Parabolic equations with divergence-free drift in space $L_{t}^{l}L_{x}^{q}$

TL;DR

This paper investigates the fundamental solution of divergence-free drift parabolic equations in Lebesgue spaces, establishing Aronson-type estimates and exploring regularity and bounds in critical and supercritical cases.

Contribution

It provides new bounds and regularity results for the fundamental solution of divergence-free drift parabolic equations in critical Lebesgue spaces, extending previous work.

Findings

Established Aronson-type bounds for critical and supercritical cases.

Proved regularity of weak solutions under divergence-free conditions.
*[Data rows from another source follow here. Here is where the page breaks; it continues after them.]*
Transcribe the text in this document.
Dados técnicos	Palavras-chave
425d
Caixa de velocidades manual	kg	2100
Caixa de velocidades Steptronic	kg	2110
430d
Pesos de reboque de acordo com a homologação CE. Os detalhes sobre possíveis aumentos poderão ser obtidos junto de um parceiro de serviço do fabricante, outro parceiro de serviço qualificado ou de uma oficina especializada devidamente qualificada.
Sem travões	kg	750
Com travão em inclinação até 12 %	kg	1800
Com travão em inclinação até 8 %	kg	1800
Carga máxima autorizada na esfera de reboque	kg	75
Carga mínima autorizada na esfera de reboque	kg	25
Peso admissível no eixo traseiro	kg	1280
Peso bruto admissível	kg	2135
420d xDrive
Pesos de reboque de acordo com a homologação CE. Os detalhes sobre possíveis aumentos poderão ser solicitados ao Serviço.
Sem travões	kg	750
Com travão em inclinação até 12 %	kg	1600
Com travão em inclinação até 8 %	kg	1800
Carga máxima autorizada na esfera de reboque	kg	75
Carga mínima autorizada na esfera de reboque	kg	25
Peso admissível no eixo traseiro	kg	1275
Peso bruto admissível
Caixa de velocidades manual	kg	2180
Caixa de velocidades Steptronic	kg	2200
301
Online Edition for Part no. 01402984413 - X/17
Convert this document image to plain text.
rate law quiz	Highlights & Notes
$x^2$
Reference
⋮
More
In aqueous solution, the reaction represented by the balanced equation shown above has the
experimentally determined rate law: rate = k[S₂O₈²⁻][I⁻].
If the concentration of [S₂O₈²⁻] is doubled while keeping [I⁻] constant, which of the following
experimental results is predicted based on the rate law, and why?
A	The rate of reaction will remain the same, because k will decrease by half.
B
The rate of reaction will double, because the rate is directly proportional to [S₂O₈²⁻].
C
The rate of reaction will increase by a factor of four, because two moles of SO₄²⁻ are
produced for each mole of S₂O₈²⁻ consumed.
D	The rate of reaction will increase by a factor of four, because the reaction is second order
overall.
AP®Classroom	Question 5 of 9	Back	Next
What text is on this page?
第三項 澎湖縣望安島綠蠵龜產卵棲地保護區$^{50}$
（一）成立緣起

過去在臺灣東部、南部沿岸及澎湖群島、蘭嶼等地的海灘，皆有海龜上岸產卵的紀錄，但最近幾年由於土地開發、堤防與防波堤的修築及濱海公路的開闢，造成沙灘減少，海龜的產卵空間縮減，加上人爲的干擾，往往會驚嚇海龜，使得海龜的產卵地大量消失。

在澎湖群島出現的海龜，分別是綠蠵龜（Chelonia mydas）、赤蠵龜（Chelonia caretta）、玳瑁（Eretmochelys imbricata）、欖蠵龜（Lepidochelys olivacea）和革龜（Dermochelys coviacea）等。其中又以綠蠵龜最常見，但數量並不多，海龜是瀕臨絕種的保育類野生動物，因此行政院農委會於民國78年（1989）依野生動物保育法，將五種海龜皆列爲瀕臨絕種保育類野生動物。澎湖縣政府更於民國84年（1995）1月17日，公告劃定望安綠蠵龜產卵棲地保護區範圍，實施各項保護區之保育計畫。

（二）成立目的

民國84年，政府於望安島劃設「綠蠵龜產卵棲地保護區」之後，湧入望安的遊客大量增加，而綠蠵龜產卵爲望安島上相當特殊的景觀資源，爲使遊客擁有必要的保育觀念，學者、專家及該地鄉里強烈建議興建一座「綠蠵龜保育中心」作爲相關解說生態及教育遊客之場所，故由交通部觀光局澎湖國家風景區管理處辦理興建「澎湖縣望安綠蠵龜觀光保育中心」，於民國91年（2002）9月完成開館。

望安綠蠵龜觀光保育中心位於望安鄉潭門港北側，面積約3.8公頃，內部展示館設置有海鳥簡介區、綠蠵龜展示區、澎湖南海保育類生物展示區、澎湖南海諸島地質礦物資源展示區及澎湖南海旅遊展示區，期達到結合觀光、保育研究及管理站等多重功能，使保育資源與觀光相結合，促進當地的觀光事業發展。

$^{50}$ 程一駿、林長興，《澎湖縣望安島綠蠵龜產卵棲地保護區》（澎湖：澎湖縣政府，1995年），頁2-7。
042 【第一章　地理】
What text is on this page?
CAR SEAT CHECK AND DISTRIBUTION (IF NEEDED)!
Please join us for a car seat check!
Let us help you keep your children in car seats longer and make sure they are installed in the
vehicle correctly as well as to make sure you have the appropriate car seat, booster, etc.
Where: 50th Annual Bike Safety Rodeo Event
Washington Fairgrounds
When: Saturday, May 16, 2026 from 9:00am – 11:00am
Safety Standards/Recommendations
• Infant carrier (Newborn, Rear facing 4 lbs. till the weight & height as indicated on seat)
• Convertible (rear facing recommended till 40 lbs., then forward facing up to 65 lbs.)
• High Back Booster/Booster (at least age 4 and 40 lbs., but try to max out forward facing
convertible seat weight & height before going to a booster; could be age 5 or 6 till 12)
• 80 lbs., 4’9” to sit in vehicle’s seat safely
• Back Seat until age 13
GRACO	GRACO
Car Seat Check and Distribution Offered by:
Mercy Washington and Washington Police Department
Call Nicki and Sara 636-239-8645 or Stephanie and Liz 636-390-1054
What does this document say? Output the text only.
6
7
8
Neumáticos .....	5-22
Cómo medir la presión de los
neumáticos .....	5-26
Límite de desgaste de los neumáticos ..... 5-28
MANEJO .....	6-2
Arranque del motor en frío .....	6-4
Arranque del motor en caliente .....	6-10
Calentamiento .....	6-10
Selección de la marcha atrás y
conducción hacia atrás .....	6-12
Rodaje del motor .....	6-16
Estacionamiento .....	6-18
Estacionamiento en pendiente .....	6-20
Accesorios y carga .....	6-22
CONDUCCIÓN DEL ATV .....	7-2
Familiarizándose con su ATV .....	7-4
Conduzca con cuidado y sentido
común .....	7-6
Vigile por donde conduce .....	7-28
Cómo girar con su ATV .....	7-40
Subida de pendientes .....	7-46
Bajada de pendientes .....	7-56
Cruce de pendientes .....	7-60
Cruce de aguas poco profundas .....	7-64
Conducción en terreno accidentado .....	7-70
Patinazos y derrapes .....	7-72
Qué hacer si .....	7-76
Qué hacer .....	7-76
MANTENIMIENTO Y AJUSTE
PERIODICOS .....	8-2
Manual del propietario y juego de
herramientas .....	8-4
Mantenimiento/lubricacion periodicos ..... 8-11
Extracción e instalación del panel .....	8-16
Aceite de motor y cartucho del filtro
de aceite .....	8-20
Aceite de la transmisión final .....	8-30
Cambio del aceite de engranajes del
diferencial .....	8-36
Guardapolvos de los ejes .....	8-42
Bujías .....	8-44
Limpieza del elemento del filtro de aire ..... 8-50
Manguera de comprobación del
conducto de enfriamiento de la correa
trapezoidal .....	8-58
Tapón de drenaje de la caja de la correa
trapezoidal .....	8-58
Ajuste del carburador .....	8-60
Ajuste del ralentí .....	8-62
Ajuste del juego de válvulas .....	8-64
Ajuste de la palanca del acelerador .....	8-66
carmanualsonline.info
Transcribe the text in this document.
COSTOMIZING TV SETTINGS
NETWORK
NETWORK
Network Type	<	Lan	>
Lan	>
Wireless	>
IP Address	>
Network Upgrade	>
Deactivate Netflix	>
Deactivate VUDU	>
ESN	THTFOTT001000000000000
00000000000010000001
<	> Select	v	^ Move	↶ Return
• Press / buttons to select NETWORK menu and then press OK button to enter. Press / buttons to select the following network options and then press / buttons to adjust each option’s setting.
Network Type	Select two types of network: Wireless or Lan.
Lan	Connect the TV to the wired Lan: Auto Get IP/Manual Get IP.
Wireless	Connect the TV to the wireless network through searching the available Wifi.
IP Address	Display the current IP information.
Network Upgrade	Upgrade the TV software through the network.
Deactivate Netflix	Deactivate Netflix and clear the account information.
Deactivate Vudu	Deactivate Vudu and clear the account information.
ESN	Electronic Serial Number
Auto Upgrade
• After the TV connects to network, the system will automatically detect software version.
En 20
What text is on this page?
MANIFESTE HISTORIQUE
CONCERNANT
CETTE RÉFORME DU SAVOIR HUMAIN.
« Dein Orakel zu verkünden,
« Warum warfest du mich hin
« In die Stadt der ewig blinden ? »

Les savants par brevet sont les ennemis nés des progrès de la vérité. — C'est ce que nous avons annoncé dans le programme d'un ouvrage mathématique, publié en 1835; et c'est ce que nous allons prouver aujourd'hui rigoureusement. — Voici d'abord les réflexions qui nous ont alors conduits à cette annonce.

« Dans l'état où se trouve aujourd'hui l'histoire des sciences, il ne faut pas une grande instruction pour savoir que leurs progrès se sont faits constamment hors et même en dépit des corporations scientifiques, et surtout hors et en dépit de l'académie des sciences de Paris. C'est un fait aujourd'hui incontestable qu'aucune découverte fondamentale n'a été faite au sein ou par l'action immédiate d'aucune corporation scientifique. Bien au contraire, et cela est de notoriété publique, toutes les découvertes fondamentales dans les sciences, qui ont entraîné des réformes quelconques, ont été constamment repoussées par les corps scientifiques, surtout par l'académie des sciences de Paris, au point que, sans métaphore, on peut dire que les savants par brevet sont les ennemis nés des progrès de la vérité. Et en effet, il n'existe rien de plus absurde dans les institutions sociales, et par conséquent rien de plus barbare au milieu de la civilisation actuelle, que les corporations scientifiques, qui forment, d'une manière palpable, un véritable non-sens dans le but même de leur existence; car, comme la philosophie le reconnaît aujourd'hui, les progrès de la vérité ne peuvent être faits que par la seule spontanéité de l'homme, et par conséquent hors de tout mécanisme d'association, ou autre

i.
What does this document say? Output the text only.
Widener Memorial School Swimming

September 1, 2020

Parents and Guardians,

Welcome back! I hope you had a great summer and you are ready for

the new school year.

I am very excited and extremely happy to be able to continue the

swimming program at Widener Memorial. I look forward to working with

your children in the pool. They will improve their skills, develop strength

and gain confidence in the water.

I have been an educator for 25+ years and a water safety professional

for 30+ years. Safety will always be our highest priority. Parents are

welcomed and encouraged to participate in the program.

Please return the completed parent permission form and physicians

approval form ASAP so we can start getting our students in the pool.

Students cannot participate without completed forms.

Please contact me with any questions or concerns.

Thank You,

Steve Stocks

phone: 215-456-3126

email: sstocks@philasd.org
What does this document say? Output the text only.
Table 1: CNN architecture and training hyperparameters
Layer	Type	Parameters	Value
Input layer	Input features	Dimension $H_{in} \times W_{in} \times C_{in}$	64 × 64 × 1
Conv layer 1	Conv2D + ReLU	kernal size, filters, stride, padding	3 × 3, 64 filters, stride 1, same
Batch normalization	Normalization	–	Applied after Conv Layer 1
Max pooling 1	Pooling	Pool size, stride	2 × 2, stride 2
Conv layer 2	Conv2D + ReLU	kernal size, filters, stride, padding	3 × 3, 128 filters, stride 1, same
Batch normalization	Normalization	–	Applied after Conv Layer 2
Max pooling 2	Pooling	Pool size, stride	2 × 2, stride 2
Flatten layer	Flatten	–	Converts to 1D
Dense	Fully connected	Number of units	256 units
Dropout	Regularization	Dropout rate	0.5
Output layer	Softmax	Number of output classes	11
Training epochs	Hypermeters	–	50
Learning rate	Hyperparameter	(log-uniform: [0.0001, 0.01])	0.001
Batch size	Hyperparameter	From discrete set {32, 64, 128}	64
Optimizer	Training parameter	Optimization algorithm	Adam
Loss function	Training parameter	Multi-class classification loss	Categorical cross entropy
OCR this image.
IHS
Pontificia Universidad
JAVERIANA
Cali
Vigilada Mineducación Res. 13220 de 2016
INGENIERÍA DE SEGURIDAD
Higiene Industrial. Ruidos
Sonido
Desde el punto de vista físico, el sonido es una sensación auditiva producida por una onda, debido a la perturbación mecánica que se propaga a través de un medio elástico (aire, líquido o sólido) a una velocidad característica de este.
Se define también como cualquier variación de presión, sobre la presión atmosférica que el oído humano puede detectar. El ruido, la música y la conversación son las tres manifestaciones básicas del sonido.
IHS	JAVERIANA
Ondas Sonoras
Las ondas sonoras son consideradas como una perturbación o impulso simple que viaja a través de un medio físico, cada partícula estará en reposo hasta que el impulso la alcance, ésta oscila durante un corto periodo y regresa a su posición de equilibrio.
Derived optimal lower and upper bounds for the fundamental solution.

Abstract

In this paper we study the fundamental solution $\varGamma(t,x;\tau,\xi)$ of the parabolic operator $L_{t}=\partial_{t}-\Delta+b(t,x)\cdot\nabla$, where for every $t$, $b(t,\cdot)$ is a divergence-free vector field, and we consider the case that $b$ belongs to the Lebesgue space $L^{l}\left(0,T;L^{q}\left(\mathbb{R}^{n}\right)\right)$. The regularity of weak solutions to the parabolic equation $L_{t}u=0$ depends critically on the value of the parabolic exponent $\gamma=\frac{2}{l}+\frac{n}{q}$. Without the divergence-free condition on $b$, the regularity of weak solutions has been established when $\gamma\leq1$, and the heat kernel estimate has been obtained as well, except for the case that $l=\infty,q=n$. The regularity of weak solutions was deemed not true for the critical case $L^{\infty}\left(0,T;L^{n}\left(\mathbb{R}^{n}\right)\right)$ for a general $b$, while it is true for the divergence-free case, and a written proof can be deduced from the results in [Semenov, 2006]. One of the results obtained in the present paper establishes the Aronson type estimate for critical and supercritical cases and for vector fields $b$ which are divergence-free. We will prove the best possible lower and upper bounds for the fundamental solution one can derive under the current approach. The significance of the divergence-free condition enters the study of parabolic equations rather recently, mainly due to the discovery of the compensated compactness. The interest for the study of such parabolic equations comes from its connections with Leray's weak solutions of the Navier-Stokes equations and the Taylor diffusion associated with a vector field where the heat operator $L_{t}$ appears naturally.